Subjugated knowledge describes the forms of knowledge that have been pushed out of mainstream institutions.
It’s not just in the stages of data acquisition or data analysis that context matters. Context also comes into play in the framing and communication of results.
· emerging practice that attempts to better situate data in context is the development of data user guides.

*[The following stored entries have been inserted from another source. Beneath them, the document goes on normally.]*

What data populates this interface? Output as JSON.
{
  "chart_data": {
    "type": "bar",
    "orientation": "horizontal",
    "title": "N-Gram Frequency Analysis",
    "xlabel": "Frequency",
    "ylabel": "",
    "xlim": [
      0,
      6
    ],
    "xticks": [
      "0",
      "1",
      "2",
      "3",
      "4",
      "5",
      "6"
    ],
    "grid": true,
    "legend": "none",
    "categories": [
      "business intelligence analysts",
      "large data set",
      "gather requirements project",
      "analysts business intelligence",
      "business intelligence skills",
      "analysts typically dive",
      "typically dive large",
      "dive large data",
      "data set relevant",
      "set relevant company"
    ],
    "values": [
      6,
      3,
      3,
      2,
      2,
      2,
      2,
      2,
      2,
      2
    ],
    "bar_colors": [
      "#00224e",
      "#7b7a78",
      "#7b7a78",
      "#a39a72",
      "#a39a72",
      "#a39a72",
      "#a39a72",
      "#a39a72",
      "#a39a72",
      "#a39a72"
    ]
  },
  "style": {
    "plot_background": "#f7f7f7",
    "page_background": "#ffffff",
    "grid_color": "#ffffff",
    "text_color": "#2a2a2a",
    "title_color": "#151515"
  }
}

· "Infomediaries" might include librarians, journalists, nonprofits, educators, and other public information professionals
When numbers derive from a data setting influenced by differentials of power, or by misaligned collection incentives, they run the risk not only of being arrogantly grandiose and empirically wrong, but also of doing real harm in their reinforcement of an unjust status quo.
Chapter 7: Show Your Work
The work of data science, like all work in the world, is the work of many hands. Data feminism makes this labor visible so that it can be recognized and valued. Principle: make labor visible.
We are less often exposed to the networks of processes and people that help constitute the visualization itself.
· much of the work that goes into designing a data product—visualization, algorithm, model, app—remains invisible and uncredited
Data science is able to profit and thrive because of unpaid invisible labor.
Cultural data workers are responsible for the invisible labor involved in moderating the veritable deluge of content produced online every day.
When designing data products from a feminist perspective, we must aspire to show the work involved in the entire lifecycle of the project
In addition to the invisible labor of data work, there is also labor that remains hidden because we are not trained to think of it as labor at all. This is what is known as emotional labor.
· The notion of emotional labor was supplemented by a related concept, affective labor, so that the work of projecting a feeling (the definition of emotion) could be distinguished from the work of experiencing the feeling itself (the definition of affect).
Data work is part of a larger ecology of knowledge, one that must be both sustainable and socially just.
An emphasis on labor opens the door to the interdisciplinary area of data production studies: taking a data visualization, model, or product and tracing it back to its material conditions and contexts, as well as to the quality and character of the work and the people required to make it.
Showing the work is crucial to ensure that undervalued and invisible labor receives the credit it deserves, as well as to understand the true cost and planetary consequences of data work.
Intersectional feminism—a vibrant body of knowledge and action that challenges the unequal distribution of power—and how it can be applied to the field of data science today.
The authors' definition of data science includes more than quantitative methods, more than “big” data, more than “artificial” intelligence, and more than “neutral” displays.
The best time for resistance and reimagination is before the norms and structures and regulations of the data economy have been fully determined.